Project and program delivery

  • Set-up project, program or portfolio delivery for success
  • Define and align project and program initiative/s with strategic objectives
  • Establish and support appropriate structures for decision-making Manage the execution of project or programs. 

3. People: CI can provide skilled resources as backfill, for outsourcing purposes or as additional support.

Our highly skilled personnel include:

  • Supply chain managers
  • Procurement and contracts managers
  • Purchasing and contracts officers
  • Category managers
  • Category specialists/advisors
  • Logistics managers
  • Logistics officers
  • Warehousing and inventory personnel
  • Project directors
  • Project and construction managers
  • Project controls personnel
  • Contract administrators
  • Document controllers
  • Project administrators.

These resources can be engaged as consultants for project work, labour hire for role backfill or longer-term engagements as project or full-time employees.

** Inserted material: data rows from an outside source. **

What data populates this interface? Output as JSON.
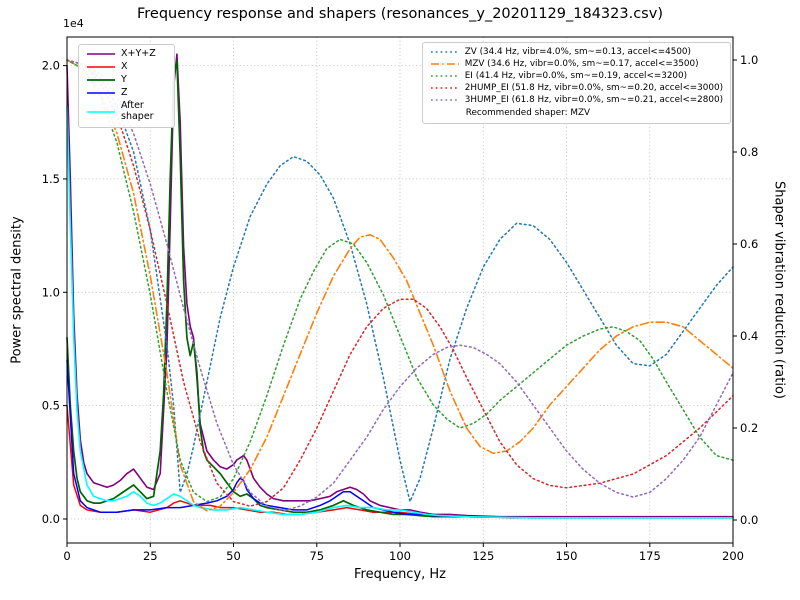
{
  "title": "Frequency response and shapers (resonances_y_20201129_184323.csv)",
  "axes": {
    "x": {
      "label": "Frequency, Hz",
      "lim": [
        0,
        200
      ],
      "tick_values": [
        0,
        25,
        50,
        75,
        100,
        125,
        150,
        175,
        200
      ],
      "tick_labels": [
        "0",
        "25",
        "50",
        "75",
        "100",
        "125",
        "150",
        "175",
        "200"
      ]
    },
    "y_left": {
      "label": "Power spectral density",
      "offset_text": "1e4",
      "lim": [
        -0.106,
        2.126
      ],
      "tick_values": [
        0,
        0.5,
        1,
        1.5,
        2
      ],
      "tick_labels": [
        "0.0",
        "0.5",
        "1.0",
        "1.5",
        "2.0"
      ]
    },
    "y_right": {
      "label": "Shaper vibration reduction (ratio)",
      "lim": [
        -0.05,
        1.05
      ],
      "tick_values": [
        0,
        0.2,
        0.4,
        0.6,
        0.8,
        1
      ],
      "tick_labels": [
        "0.0",
        "0.2",
        "0.4",
        "0.6",
        "0.8",
        "1.0"
      ]
    }
  },
  "legend_note": "Recommended shaper: MZV",
  "chart_data": {
    "type": "line",
    "title": "Frequency response and shapers (resonances_y_20201129_184323.csv)",
    "xlabel": "Frequency, Hz",
    "xlim": [
      0,
      200
    ],
    "left_ylabel": "Power spectral density",
    "left_scale": "1e4",
    "right_ylabel": "Shaper vibration reduction (ratio)",
    "grid": true,
    "series": [
      {
        "name": "X+Y+Z",
        "legend": "psd",
        "axis": "left",
        "color": "#800080",
        "style": "solid",
        "width": 1.6,
        "x": [
          0,
          1,
          2,
          3,
          4,
          5,
          6,
          8,
          10,
          12,
          14,
          16,
          18,
          20,
          22,
          24,
          26,
          28,
          30,
          31,
          32,
          33,
          34,
          35,
          36,
          37,
          38,
          39,
          40,
          42,
          44,
          46,
          48,
          50,
          51,
          52,
          53,
          54,
          55,
          56,
          58,
          60,
          62,
          65,
          68,
          70,
          73,
          76,
          79,
          81,
          83,
          85,
          87,
          89,
          91,
          94,
          97,
          100,
          103,
          106,
          110,
          115,
          120,
          130,
          140,
          160,
          180,
          200
        ],
        "y": [
          2.0,
          1.5,
          0.9,
          0.55,
          0.35,
          0.25,
          0.2,
          0.16,
          0.15,
          0.14,
          0.15,
          0.17,
          0.2,
          0.22,
          0.18,
          0.14,
          0.13,
          0.2,
          0.75,
          1.3,
          1.9,
          2.05,
          1.75,
          1.2,
          0.95,
          0.85,
          0.8,
          0.62,
          0.42,
          0.3,
          0.26,
          0.23,
          0.22,
          0.24,
          0.26,
          0.27,
          0.28,
          0.26,
          0.22,
          0.18,
          0.14,
          0.11,
          0.09,
          0.08,
          0.08,
          0.08,
          0.08,
          0.09,
          0.1,
          0.12,
          0.13,
          0.14,
          0.13,
          0.11,
          0.08,
          0.06,
          0.05,
          0.04,
          0.04,
          0.03,
          0.02,
          0.02,
          0.015,
          0.01,
          0.01,
          0.01,
          0.01,
          0.01
        ]
      },
      {
        "name": "X",
        "legend": "psd",
        "axis": "left",
        "color": "#ff0000",
        "style": "solid",
        "width": 1.5,
        "x": [
          0,
          2,
          4,
          6,
          10,
          15,
          20,
          25,
          30,
          32,
          34,
          36,
          38,
          40,
          43,
          46,
          50,
          54,
          58,
          62,
          66,
          70,
          75,
          80,
          84,
          88,
          92,
          96,
          100,
          105,
          110,
          120,
          140,
          160,
          180,
          200
        ],
        "y": [
          0.5,
          0.15,
          0.06,
          0.04,
          0.03,
          0.03,
          0.04,
          0.03,
          0.05,
          0.07,
          0.08,
          0.07,
          0.06,
          0.06,
          0.06,
          0.05,
          0.05,
          0.04,
          0.03,
          0.03,
          0.02,
          0.02,
          0.03,
          0.04,
          0.05,
          0.04,
          0.03,
          0.03,
          0.03,
          0.02,
          0.015,
          0.01,
          0.005,
          0.005,
          0.005,
          0.005
        ]
      },
      {
        "name": "Y",
        "legend": "psd",
        "axis": "left",
        "color": "#006400",
        "style": "solid",
        "width": 1.7,
        "x": [
          0,
          1,
          2,
          3,
          4,
          6,
          8,
          10,
          12,
          14,
          16,
          18,
          20,
          22,
          24,
          26,
          28,
          29,
          30,
          31,
          32,
          33,
          34,
          35,
          36,
          37,
          38,
          39,
          40,
          41,
          42,
          44,
          46,
          48,
          50,
          52,
          54,
          56,
          58,
          60,
          64,
          68,
          72,
          76,
          80,
          83,
          86,
          90,
          94,
          98,
          102,
          106,
          110,
          120,
          140,
          160,
          180,
          200
        ],
        "y": [
          0.8,
          0.5,
          0.3,
          0.18,
          0.12,
          0.08,
          0.07,
          0.07,
          0.08,
          0.09,
          0.11,
          0.13,
          0.15,
          0.12,
          0.09,
          0.1,
          0.3,
          0.55,
          0.95,
          1.5,
          1.95,
          2.02,
          1.6,
          1.05,
          0.8,
          0.72,
          0.78,
          0.65,
          0.4,
          0.3,
          0.26,
          0.23,
          0.2,
          0.16,
          0.12,
          0.1,
          0.11,
          0.09,
          0.06,
          0.05,
          0.04,
          0.03,
          0.03,
          0.04,
          0.06,
          0.08,
          0.06,
          0.04,
          0.03,
          0.02,
          0.02,
          0.015,
          0.01,
          0.01,
          0.005,
          0.005,
          0.005,
          0.005
        ]
      },
      {
        "name": "Z",
        "legend": "psd",
        "axis": "left",
        "color": "#0000ff",
        "style": "solid",
        "width": 1.5,
        "x": [
          0,
          2,
          4,
          6,
          10,
          15,
          20,
          25,
          30,
          34,
          38,
          42,
          45,
          48,
          50,
          51,
          52,
          53,
          54,
          56,
          58,
          60,
          64,
          68,
          72,
          76,
          79,
          81,
          83,
          85,
          87,
          89,
          92,
          95,
          98,
          102,
          106,
          110,
          120,
          140,
          160,
          180,
          200
        ],
        "y": [
          0.7,
          0.2,
          0.08,
          0.05,
          0.03,
          0.03,
          0.04,
          0.04,
          0.05,
          0.05,
          0.06,
          0.07,
          0.08,
          0.1,
          0.13,
          0.16,
          0.18,
          0.17,
          0.13,
          0.09,
          0.07,
          0.06,
          0.05,
          0.04,
          0.04,
          0.06,
          0.08,
          0.1,
          0.12,
          0.12,
          0.1,
          0.08,
          0.05,
          0.04,
          0.03,
          0.02,
          0.02,
          0.015,
          0.01,
          0.005,
          0.005,
          0.005,
          0.005
        ]
      },
      {
        "name": "After shaper",
        "legend": "psd",
        "axis": "left",
        "color": "#00ffff",
        "style": "solid",
        "width": 1.6,
        "x": [
          0,
          1,
          2,
          3,
          4,
          6,
          8,
          10,
          12,
          14,
          16,
          18,
          20,
          22,
          24,
          26,
          28,
          30,
          32,
          34,
          36,
          38,
          40,
          44,
          48,
          52,
          56,
          60,
          65,
          70,
          75,
          80,
          84,
          88,
          92,
          96,
          100,
          104,
          108,
          112,
          120,
          140,
          160,
          180,
          200
        ],
        "y": [
          1.82,
          1.3,
          0.8,
          0.48,
          0.3,
          0.15,
          0.1,
          0.09,
          0.08,
          0.08,
          0.09,
          0.1,
          0.12,
          0.1,
          0.07,
          0.06,
          0.07,
          0.09,
          0.11,
          0.1,
          0.08,
          0.06,
          0.05,
          0.04,
          0.04,
          0.05,
          0.04,
          0.03,
          0.02,
          0.02,
          0.03,
          0.05,
          0.06,
          0.05,
          0.05,
          0.04,
          0.04,
          0.03,
          0.02,
          0.015,
          0.01,
          0.005,
          0.005,
          0.005,
          0.005
        ]
      },
      {
        "name": "ZV",
        "label": "ZV (34.4 Hz, vibr=4.0%, sm~=0.13, accel<=4500)",
        "legend": "shaper",
        "axis": "right",
        "color": "#1f77b4",
        "style": "dotted",
        "width": 1.5,
        "x": [
          0,
          5,
          10,
          15,
          20,
          25,
          30,
          32,
          34,
          36,
          38,
          42,
          46,
          50,
          55,
          60,
          64,
          68,
          72,
          76,
          80,
          85,
          90,
          95,
          100,
          103,
          106,
          110,
          115,
          120,
          125,
          130,
          135,
          140,
          145,
          150,
          155,
          160,
          165,
          170,
          175,
          180,
          185,
          190,
          195,
          200
        ],
        "y": [
          1.0,
          0.99,
          0.96,
          0.9,
          0.8,
          0.63,
          0.38,
          0.25,
          0.06,
          0.1,
          0.16,
          0.3,
          0.44,
          0.55,
          0.66,
          0.73,
          0.77,
          0.79,
          0.78,
          0.75,
          0.7,
          0.6,
          0.47,
          0.31,
          0.13,
          0.04,
          0.09,
          0.2,
          0.35,
          0.46,
          0.55,
          0.61,
          0.645,
          0.64,
          0.61,
          0.56,
          0.5,
          0.44,
          0.38,
          0.34,
          0.335,
          0.36,
          0.41,
          0.46,
          0.51,
          0.55
        ]
      },
      {
        "name": "MZV",
        "label": "MZV (34.6 Hz, vibr=0.0%, sm~=0.17, accel<=3500)",
        "legend": "shaper",
        "axis": "right",
        "color": "#ff7f0e",
        "style": "dashdot",
        "width": 1.6,
        "x": [
          0,
          5,
          10,
          15,
          20,
          25,
          30,
          34,
          38,
          42,
          46,
          50,
          55,
          60,
          65,
          70,
          75,
          80,
          85,
          88,
          91,
          94,
          98,
          102,
          106,
          110,
          115,
          120,
          124,
          128,
          132,
          136,
          140,
          145,
          150,
          155,
          160,
          165,
          170,
          175,
          180,
          185,
          190,
          195,
          200
        ],
        "y": [
          1.0,
          0.98,
          0.93,
          0.84,
          0.71,
          0.53,
          0.32,
          0.12,
          0.04,
          0.02,
          0.03,
          0.06,
          0.11,
          0.18,
          0.27,
          0.36,
          0.45,
          0.53,
          0.59,
          0.615,
          0.62,
          0.61,
          0.57,
          0.52,
          0.45,
          0.38,
          0.28,
          0.2,
          0.16,
          0.145,
          0.15,
          0.17,
          0.2,
          0.25,
          0.29,
          0.33,
          0.37,
          0.4,
          0.42,
          0.43,
          0.43,
          0.42,
          0.39,
          0.36,
          0.33
        ]
      },
      {
        "name": "EI",
        "label": "EI (41.4 Hz, vibr=0.0%, sm~=0.19, accel<=3200)",
        "legend": "shaper",
        "axis": "right",
        "color": "#2ca02c",
        "style": "dotted",
        "width": 1.5,
        "x": [
          0,
          5,
          10,
          15,
          20,
          25,
          30,
          34,
          38,
          42,
          46,
          50,
          55,
          60,
          65,
          70,
          74,
          78,
          82,
          86,
          90,
          95,
          100,
          105,
          110,
          114,
          118,
          122,
          126,
          130,
          135,
          140,
          145,
          150,
          155,
          160,
          164,
          168,
          172,
          176,
          180,
          185,
          190,
          195,
          200
        ],
        "y": [
          1.0,
          0.98,
          0.92,
          0.82,
          0.67,
          0.49,
          0.28,
          0.13,
          0.06,
          0.04,
          0.05,
          0.09,
          0.17,
          0.27,
          0.38,
          0.48,
          0.54,
          0.59,
          0.61,
          0.6,
          0.56,
          0.49,
          0.4,
          0.31,
          0.25,
          0.22,
          0.2,
          0.21,
          0.23,
          0.26,
          0.29,
          0.32,
          0.35,
          0.38,
          0.4,
          0.415,
          0.42,
          0.41,
          0.39,
          0.35,
          0.3,
          0.24,
          0.18,
          0.14,
          0.13
        ]
      },
      {
        "name": "2HUMP_EI",
        "label": "2HUMP_EI (51.8 Hz, vibr=0.0%, sm~=0.20, accel<=3000)",
        "legend": "shaper",
        "axis": "right",
        "color": "#d62728",
        "style": "dotted",
        "width": 1.5,
        "x": [
          0,
          5,
          10,
          15,
          20,
          25,
          30,
          35,
          40,
          45,
          50,
          55,
          60,
          65,
          70,
          75,
          80,
          85,
          90,
          95,
          100,
          104,
          108,
          112,
          116,
          120,
          125,
          130,
          135,
          140,
          145,
          150,
          155,
          160,
          165,
          170,
          175,
          180,
          185,
          190,
          195,
          200
        ],
        "y": [
          1.0,
          0.99,
          0.95,
          0.88,
          0.77,
          0.63,
          0.47,
          0.3,
          0.17,
          0.08,
          0.04,
          0.03,
          0.04,
          0.07,
          0.13,
          0.2,
          0.28,
          0.36,
          0.42,
          0.46,
          0.48,
          0.48,
          0.46,
          0.42,
          0.37,
          0.31,
          0.24,
          0.17,
          0.12,
          0.09,
          0.075,
          0.07,
          0.075,
          0.08,
          0.09,
          0.1,
          0.12,
          0.14,
          0.17,
          0.2,
          0.235,
          0.27
        ]
      },
      {
        "name": "3HUMP_EI",
        "label": "3HUMP_EI (61.8 Hz, vibr=0.0%, sm~=0.21, accel<=2800)",
        "legend": "shaper",
        "axis": "right",
        "color": "#9467bd",
        "style": "dotted",
        "width": 1.5,
        "x": [
          0,
          5,
          10,
          15,
          20,
          25,
          30,
          35,
          40,
          45,
          50,
          55,
          60,
          65,
          70,
          75,
          80,
          85,
          90,
          95,
          100,
          105,
          110,
          114,
          118,
          122,
          126,
          130,
          135,
          140,
          145,
          150,
          155,
          160,
          165,
          170,
          175,
          180,
          185,
          190,
          195,
          200
        ],
        "y": [
          1.0,
          0.99,
          0.97,
          0.92,
          0.84,
          0.73,
          0.6,
          0.46,
          0.33,
          0.21,
          0.12,
          0.06,
          0.03,
          0.02,
          0.03,
          0.05,
          0.08,
          0.13,
          0.18,
          0.24,
          0.29,
          0.33,
          0.36,
          0.375,
          0.38,
          0.375,
          0.36,
          0.34,
          0.3,
          0.25,
          0.2,
          0.15,
          0.11,
          0.08,
          0.06,
          0.05,
          0.06,
          0.09,
          0.13,
          0.18,
          0.25,
          0.32
        ]
      }
    ]
  }
}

Our extensive database of resources provides us with access to a diverse range of skillsets across a large geographical area. 

4. Process: CI works with our clients to help understand, communicate and improve their processes.

Our services include:

Business process improvement: We formulate strategy for the structure, documentation and governance of business processes, including:

  • Process mapping, process analysis, process redesign and process standardisation
  • Identifying obstacles and required outcomes
  • Future process definition
  • Managing and support the change process, including development of documentation, processes and frameworks as required.

Organisational redesign and operational improvement: we work with clients to align strategic priorities and other growth areas, to reduce costs, and improve decision making and accountability

Root cause analysis/incident process reviews: we review business processes, gap and failure analysis.

Documentation: we produce business documentation for “As Is”, or “To Be” process, policy and procedures.

Governance: we devise methods to measure performance and compliance and the required corrective and improvement actions 


At the centre of everything Critical Input does are three principles: process, because without process, there is no destination; people, because without buy-in, there is no evolution; and principles – because integrity is everything.